— Может, поедем, майор? — шепотом спросил он.
— Говорят, что многие матери бросают своих детей, — Стругов поднес к лицу руки, вывернул их ладонями вверх, мозолистые бугры были костяными от рукояти шаг-газа. Пошевелил пальцами. — Мерзнут. Как обморозился я в сорок первом, под Москвой, так с тех пор и мерзнут. И зимой и летом, — он прикусил губу редкими верхними зубами. — Вот так. А вообще, закругляя разговор, — многие матери бросают своих детенышей. Да. Матери-волчицы, медведицы, барсучихи, кошки, лисицы, кабанья отродь, все бросают. А собаки — никогда!
Он прикрякнул, поднялся. Стряхнул с колен песок. Обе собаки вскочили следом.
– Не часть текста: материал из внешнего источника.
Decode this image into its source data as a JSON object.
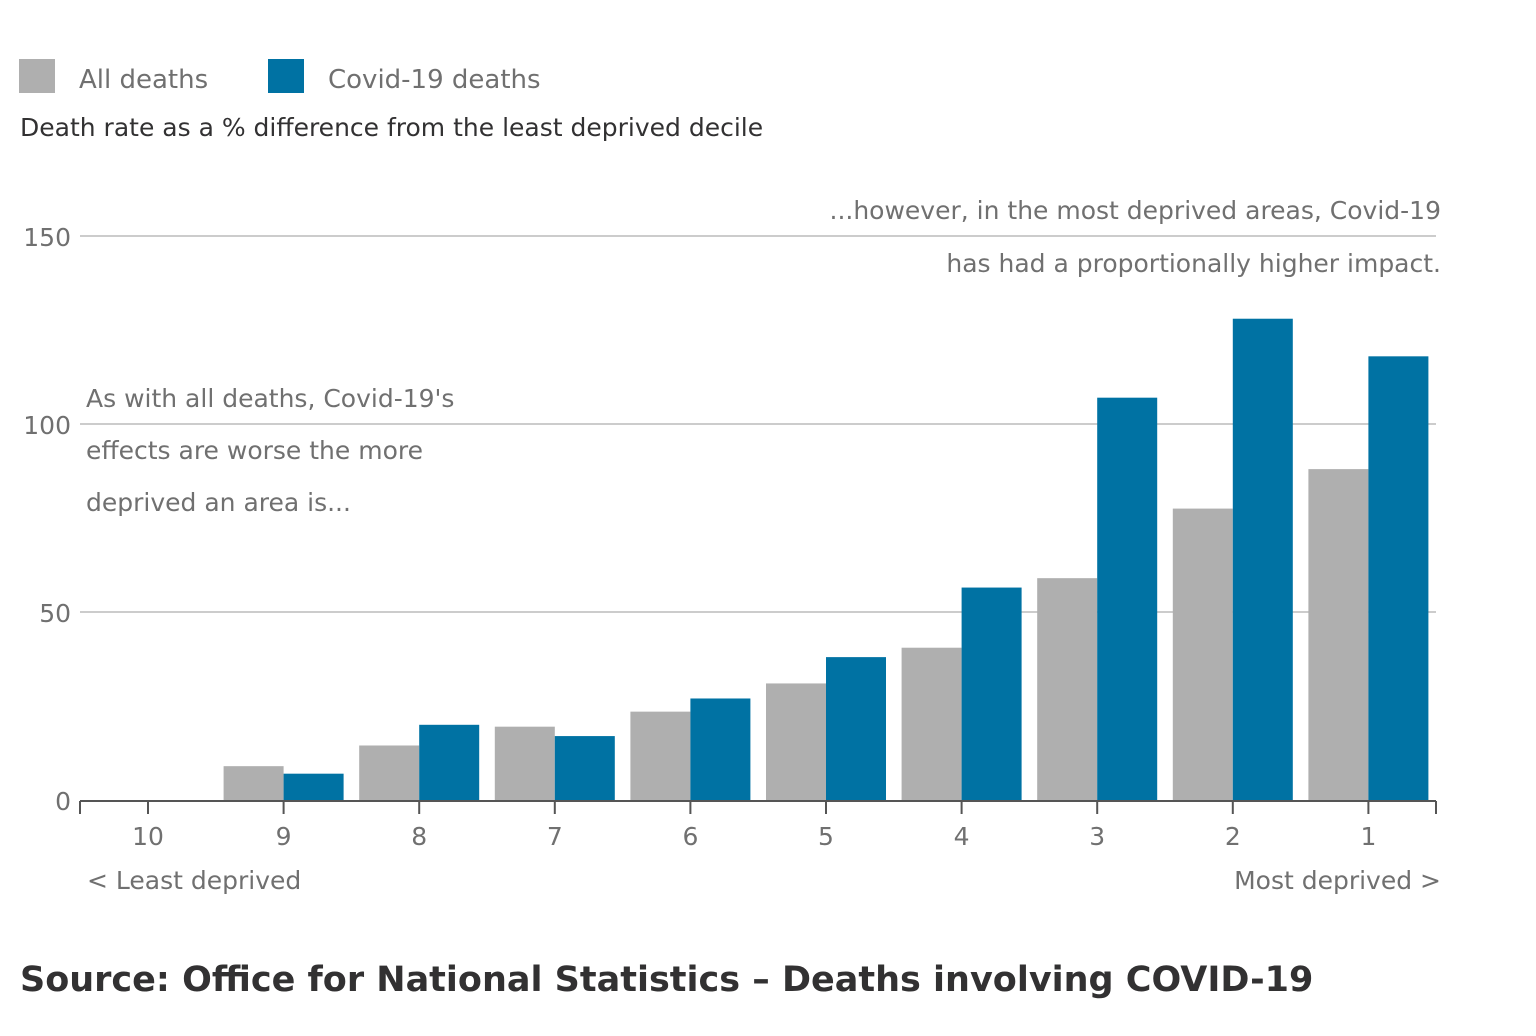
{
  "chart_data": {
    "type": "bar",
    "subtitle": "Death rate as a % difference from the least deprived decile",
    "categories": [
      "10",
      "9",
      "8",
      "7",
      "6",
      "5",
      "4",
      "3",
      "2",
      "1"
    ],
    "series": [
      {
        "name": "All deaths",
        "color": "#afafaf",
        "values": [
          0,
          9,
          14.5,
          19.5,
          23.5,
          31,
          40.5,
          59,
          77.5,
          88
        ]
      },
      {
        "name": "Covid-19 deaths",
        "color": "#0072a3",
        "values": [
          0,
          7,
          20,
          17,
          27,
          38,
          56.5,
          107,
          128,
          118
        ]
      }
    ],
    "ylim": [
      0,
      150
    ],
    "yticks": [
      0,
      50,
      100,
      150
    ],
    "grid": true,
    "legend": "top-left",
    "axis_end_labels": {
      "left": "< Least deprived",
      "right": "Most deprived >"
    },
    "annotations": [
      {
        "lines": [
          "As with all deaths, Covid-19's",
          "effects are worse the more",
          "deprived an area is..."
        ]
      },
      {
        "lines": [
          "...however, in the most deprived areas, Covid-19",
          "has had a proportionally higher impact."
        ]
      }
    ]
  },
  "source": "Source: Office for National Statistics – Deaths involving COVID-19"
}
— Не удался у нас обед. Колбасу оставим для собак. Завтра, когда вернемся, еще привезем.
— Может, собак забрать с собой? Вдруг новый вал? Жалко. Пропадут, — из-под толстых бледных век штурмана выплеснулись на Стругова заинтересованность и любопытство.
— Вала больше не будет, — сказал майор. — Метеорологи точно предсказали. А что касается собак, то не пойдут они с нами. Так мне кажется.
— Как это так, не пойдут? — вскинулся Пермяков. — Повязать их по лапам и в вертолет.
— Нельзя, — возразил Меньшов с обычной своей мягкостью.
— Правильно. Захотят псы — возьмем с собой, не захотят — пусть остаются. — Стругов отвернул рукав куртки: — Время-то — того... Обшарить каждую камышинку! Алексей, ты рядом со мной пойдешь, потом Меньшов... А ты, Пермяков, как захочешь.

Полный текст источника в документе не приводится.